CNS Canada — Soybean and corn futures at the Chicago Board of Trade have moved up over the week ended Wednesday, but remain stuck in sideways trading ranges overall as large crops find themselves countered by equally large demand.
“It’s a tug-of-war between the biggest supply ever, versus some of the strongest demand we’ve ever seen for this time of year,” said Sean Lusk, director of commercial hedging with Walsh Trading in Chicago.
While harvest results continue to beat the already record-large expectations, any dips in soybean prices have been short-lived as China comes forward to buy, said Lusk.
Traders covering short positions before options expire on Friday (Oct. 21) contributed to the recent strength in soybeans, he added, but after that attention they will return to the phenomenal yields.
The U.S. Department of Agriculture releases its next supply/demand estimates on Nov. 9, and industry participants are generally anticipating upward revisions to both the soybean and corn yield estimates. The question now is just how bearish USDA will be, added Lusk.
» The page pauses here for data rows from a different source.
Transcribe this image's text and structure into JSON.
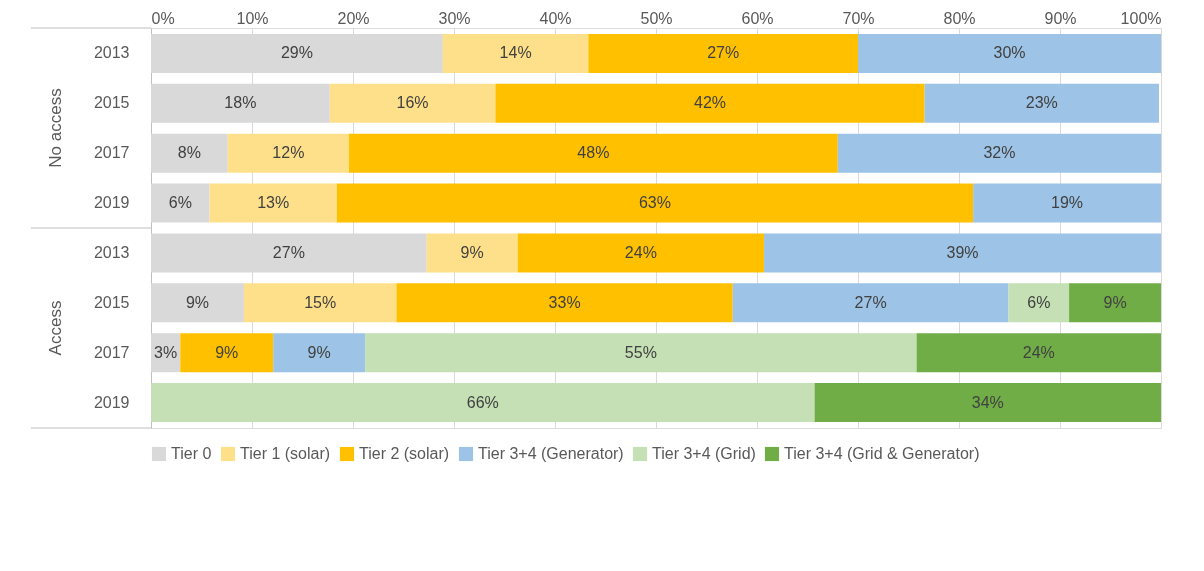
{
  "chart_data": {
    "type": "bar",
    "orientation": "horizontal",
    "stacked": true,
    "categories": [
      "2013",
      "2015",
      "2017",
      "2019",
      "2013",
      "2015",
      "2017",
      "2019"
    ],
    "annotations": [
      "No access",
      "Access"
    ],
    "xlim": [
      0,
      100
    ],
    "xticks": [
      {
        "value": 0,
        "label": "0%"
      },
      {
        "value": 10,
        "label": "10%"
      },
      {
        "value": 20,
        "label": "20%"
      },
      {
        "value": 30,
        "label": "30%"
      },
      {
        "value": 40,
        "label": "40%"
      },
      {
        "value": 50,
        "label": "50%"
      },
      {
        "value": 60,
        "label": "60%"
      },
      {
        "value": 70,
        "label": "70%"
      },
      {
        "value": 80,
        "label": "80%"
      },
      {
        "value": 90,
        "label": "90%"
      },
      {
        "value": 100,
        "label": "100%"
      }
    ],
    "grid": "x",
    "legend": "bottom",
    "series": [
      {
        "name": "Tier 0",
        "color": "#d9d9d9",
        "values": [
          28.9,
          17.7,
          7.6,
          5.8,
          27.3,
          9.2,
          2.9,
          null
        ],
        "value_labels": [
          "29%",
          "18%",
          "8%",
          "6%",
          "27%",
          "9%",
          "3%",
          null
        ]
      },
      {
        "name": "Tier 1 (solar)",
        "color": "#ffe08a",
        "values": [
          14.4,
          16.4,
          12.0,
          12.6,
          9.0,
          15.1,
          null,
          null
        ],
        "value_labels": [
          "14%",
          "16%",
          "12%",
          "13%",
          "9%",
          "15%",
          null,
          null
        ]
      },
      {
        "name": "Tier 2 (solar)",
        "color": "#ffc000",
        "values": [
          26.7,
          42.5,
          48.4,
          63.0,
          24.4,
          33.3,
          9.2,
          null
        ],
        "value_labels": [
          "27%",
          "42%",
          "48%",
          "63%",
          "24%",
          "33%",
          "9%",
          null
        ]
      },
      {
        "name": "Tier 3+4 (Generator)",
        "color": "#9dc3e6",
        "values": [
          30.0,
          23.2,
          32.0,
          18.6,
          39.3,
          27.3,
          9.1,
          null
        ],
        "value_labels": [
          "30%",
          "23%",
          "32%",
          "19%",
          "39%",
          "27%",
          "9%",
          null
        ]
      },
      {
        "name": "Tier 3+4 (Grid)",
        "color": "#c5e0b4",
        "values": [
          null,
          null,
          null,
          null,
          null,
          6.0,
          54.6,
          65.7
        ],
        "value_labels": [
          null,
          null,
          null,
          null,
          null,
          "6%",
          "55%",
          "66%"
        ]
      },
      {
        "name": "Tier 3+4 (Grid & Generator)",
        "color": "#70ad47",
        "values": [
          null,
          null,
          null,
          null,
          null,
          9.1,
          24.2,
          34.3
        ],
        "value_labels": [
          null,
          null,
          null,
          null,
          null,
          "9%",
          "24%",
          "34%"
        ]
      }
    ]
  }
}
Depending on how large USDA’s yields adjustments are, Lusk said the corn carryout forecast could conceivably top 2.5 billion bushels and soybeans 500 million bushels. Both numbers would be bearish.
There are also question marks surrounding South America. In addition to the production prospects and potential weather issues, Lusk said Brazil may also need to import corn from the U.S. this year, due to problems with its second crop.
From a chart perspective, November soybeans find themselves between about $9.40 and $10 per bushel, with the range for December corn seen anywhere from $3.20 to $4 (all figures US$).
— Phil Franz-Warkentin writes for Commodity News Service Canada, a Winnipeg company specializing in grain and commodity market reporting.